Now, only two years out of prison, Dr He has revealed he has opened three new labs to continue genetic experiments on human embryos.
Dr He told Japanese newspaper Mainichi Shimbun that he had no intention of creating any more genome-edited children.
Despite his arrest, he maintains he is ‘proud’ of his past work, claiming: ‘Society will eventually accept it’.
He Jiankui (pictured at a 2023 press conference) has announced he has returned to the lab after being jailed for genetically editing human babies
Dr He says that he intends to develop gene editing techniques for the treatment of rare diseases such as Duchenne muscular dystrophy and familial Alzheimer’s disease.
Despite his arrest and fierce criticism from the scientific community, he has opened three new research labs in Beijing and Wuhan.
This follows an earlier attempt to restart his research in Hong Kong during which Dr He said he had obtained a visa under the island’s new talent scheme.
However, Hong Kong authorities revoked his visa less than a day after his announcement, claiming that Dr He had ‘made false statements’ during his application.
Genetic editing of human embryos has been outlawed in China since 2003, but the procedure is permitted for purely non-reproductive purposes.
Dr He insists that his work will fit within the constraints of Chinese law and that he will no longer pursue any attempt to produce live gene-edited human children.
‘We will use discarded human embryos and comply with both domestic and international rules’, he says.
In November 2018, Dr He sent shockwaves through the scientific community when he announced he had produced two genetically modified human babies.

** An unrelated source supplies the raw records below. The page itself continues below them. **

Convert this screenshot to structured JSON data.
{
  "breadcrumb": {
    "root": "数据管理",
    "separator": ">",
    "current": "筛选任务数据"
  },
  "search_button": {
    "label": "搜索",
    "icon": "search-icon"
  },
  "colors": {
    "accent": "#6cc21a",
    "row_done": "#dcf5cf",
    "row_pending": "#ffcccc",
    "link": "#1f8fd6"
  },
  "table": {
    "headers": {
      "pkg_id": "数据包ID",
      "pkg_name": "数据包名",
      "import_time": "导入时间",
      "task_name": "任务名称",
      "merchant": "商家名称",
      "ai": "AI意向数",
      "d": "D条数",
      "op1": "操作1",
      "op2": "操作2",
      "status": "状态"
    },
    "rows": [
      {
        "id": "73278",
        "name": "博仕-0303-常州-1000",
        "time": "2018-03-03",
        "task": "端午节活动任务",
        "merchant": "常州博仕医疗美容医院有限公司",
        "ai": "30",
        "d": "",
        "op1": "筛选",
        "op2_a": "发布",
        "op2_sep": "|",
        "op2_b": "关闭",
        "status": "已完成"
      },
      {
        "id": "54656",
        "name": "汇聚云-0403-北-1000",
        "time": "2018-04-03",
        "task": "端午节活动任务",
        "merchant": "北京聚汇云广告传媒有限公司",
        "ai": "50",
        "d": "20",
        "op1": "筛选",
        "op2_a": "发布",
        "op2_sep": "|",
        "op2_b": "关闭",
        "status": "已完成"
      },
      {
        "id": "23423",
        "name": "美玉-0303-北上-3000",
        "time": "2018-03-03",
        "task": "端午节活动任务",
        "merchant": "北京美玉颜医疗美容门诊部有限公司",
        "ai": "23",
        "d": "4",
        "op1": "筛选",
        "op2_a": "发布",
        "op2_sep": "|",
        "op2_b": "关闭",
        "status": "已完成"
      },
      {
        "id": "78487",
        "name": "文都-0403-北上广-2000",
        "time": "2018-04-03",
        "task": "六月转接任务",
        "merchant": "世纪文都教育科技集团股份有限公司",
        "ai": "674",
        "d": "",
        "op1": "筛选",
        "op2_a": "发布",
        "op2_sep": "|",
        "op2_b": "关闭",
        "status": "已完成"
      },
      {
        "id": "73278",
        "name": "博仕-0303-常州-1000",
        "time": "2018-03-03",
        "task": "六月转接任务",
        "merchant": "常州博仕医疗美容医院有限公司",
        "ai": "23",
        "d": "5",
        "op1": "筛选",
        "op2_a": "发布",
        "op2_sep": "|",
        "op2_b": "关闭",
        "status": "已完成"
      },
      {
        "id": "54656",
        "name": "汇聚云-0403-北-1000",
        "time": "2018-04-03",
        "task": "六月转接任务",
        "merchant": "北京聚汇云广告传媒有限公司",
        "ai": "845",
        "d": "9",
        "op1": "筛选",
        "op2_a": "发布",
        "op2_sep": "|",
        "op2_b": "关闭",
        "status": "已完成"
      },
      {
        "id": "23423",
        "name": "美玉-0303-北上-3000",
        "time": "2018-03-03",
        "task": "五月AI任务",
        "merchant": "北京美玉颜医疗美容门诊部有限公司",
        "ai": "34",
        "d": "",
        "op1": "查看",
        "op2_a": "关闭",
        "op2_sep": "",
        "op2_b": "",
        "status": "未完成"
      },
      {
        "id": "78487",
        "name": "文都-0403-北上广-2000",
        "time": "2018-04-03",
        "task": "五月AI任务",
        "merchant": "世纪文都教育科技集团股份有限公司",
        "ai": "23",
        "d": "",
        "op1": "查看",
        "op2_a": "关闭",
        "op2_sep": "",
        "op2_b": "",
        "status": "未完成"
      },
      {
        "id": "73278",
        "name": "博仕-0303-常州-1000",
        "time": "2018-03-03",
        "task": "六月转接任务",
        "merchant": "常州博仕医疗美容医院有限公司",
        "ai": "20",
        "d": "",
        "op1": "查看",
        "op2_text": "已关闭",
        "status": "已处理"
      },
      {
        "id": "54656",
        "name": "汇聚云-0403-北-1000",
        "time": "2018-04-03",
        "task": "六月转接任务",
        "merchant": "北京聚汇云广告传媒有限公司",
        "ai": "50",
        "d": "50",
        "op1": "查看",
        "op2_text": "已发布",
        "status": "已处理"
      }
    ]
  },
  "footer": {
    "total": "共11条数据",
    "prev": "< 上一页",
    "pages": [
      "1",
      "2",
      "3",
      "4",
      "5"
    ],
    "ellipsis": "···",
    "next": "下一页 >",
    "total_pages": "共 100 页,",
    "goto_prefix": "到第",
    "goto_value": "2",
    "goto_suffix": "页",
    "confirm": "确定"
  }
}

In 2018 He Jiankui announced that he had used CRISPR-Cas9 to edit the genes of human babies in an attempt to make them HIV resistant
Dr He told an international genetics conference in Hong Kong that he had modified the genes of twin girls, nicknamed ‘Lulu’ and ‘Nana’, in order to make them HIV-resistant.

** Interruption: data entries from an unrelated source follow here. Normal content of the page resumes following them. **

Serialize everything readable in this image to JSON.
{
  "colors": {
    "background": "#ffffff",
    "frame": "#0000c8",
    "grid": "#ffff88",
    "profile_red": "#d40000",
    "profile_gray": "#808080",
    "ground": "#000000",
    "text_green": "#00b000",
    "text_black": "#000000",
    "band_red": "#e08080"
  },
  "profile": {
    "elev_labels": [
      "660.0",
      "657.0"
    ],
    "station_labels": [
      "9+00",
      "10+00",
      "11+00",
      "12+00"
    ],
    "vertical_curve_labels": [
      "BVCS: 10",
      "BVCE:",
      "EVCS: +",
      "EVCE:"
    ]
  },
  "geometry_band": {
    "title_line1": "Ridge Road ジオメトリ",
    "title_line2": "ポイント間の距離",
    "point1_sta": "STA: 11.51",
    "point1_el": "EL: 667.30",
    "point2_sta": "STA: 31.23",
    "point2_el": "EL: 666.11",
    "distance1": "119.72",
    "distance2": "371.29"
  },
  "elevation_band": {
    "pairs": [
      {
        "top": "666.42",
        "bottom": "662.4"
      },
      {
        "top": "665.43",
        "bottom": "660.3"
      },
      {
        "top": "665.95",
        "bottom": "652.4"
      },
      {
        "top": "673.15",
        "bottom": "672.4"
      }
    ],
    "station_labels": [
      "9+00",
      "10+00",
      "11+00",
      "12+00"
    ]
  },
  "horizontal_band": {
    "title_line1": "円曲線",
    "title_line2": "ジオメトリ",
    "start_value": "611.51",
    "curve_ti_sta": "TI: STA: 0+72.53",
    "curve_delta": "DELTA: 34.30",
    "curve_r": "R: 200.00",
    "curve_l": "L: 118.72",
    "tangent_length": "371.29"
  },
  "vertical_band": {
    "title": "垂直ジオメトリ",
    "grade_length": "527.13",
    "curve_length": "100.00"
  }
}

Between 2016 and 2018, Dr He modified the genes of embryos belonging to eight couples in which only the father was HIV positive.
Using a gene-editing technique called Crispr-Cas9, he rewrote sections of the embryos’ DNA with the goal of preventing the virus from being passed on.
He later revealed that a third gene-edited girl had also been born out of these experiments.
Following his announcement, Dr He was promptly arrested and tried by Chinese authorities for ‘illegally carrying out the human embryo gene-editing intended for reproduction‘.
According to Dr He, the twin girls are now aged five and both are attending kindergarten.
Dr He, along with two of his colleagues who were also sentenced, faced fierce ethical criticism for his experiments.
Dr He (pictured in his lab in 2018) says he is proud of his research and that society will ‘eventually accept’ human genome editing
It was alleged that he needlessly went ahead with the risky and unnecessary treatment without adequate consent from the parents involved to pursue personal fame and profit.
During the trial, it also emerged that Dr He had forged documents from an ethics review panel which were used to recruit couples for his experiments.
While Dr He admits that his research was ‘too hasty’, he has always maintained that his work was for the benefit of society.’
He says: ‘The results of analysing [the children’s] entire gene sequences show that there were no modifications to the genes other than for the medical objective, providing evidence that genome editing was safe.
‘I’m proud to have helped families who wanted healthy children.’
WHAT IS CRISPR-CAS9?
Crispr-Cas9 is a tool for making precise edits in DNA, discovered in bacteria.
The acronym stands for ‘Clustered Regularly Inter-Spaced Palindromic Repeats’.
The technique involves a DNA cutting enzyme and a small tag which tells the enzyme where to cut.
The CRISPR/Cas9 technique uses tags which identify the location of the mutation, and an enzyme, which acts as tiny scissors, to cut DNA in a precise place, allowing small portions of a gene to be removed
By editing this tag, scientists are able to target the enzyme to specific regions of DNA and make precise cuts, wherever they like.
It has been used to ‘silence’ genes – effectively switching them off.
When cellular machinery repairs the DNA break, it removes a small snip of DNA.
In this way, researchers can precisely turn off specific genes in the genome.
The approach has been used previously to edit the HBB gene responsible for a condition called β-thalassaemia.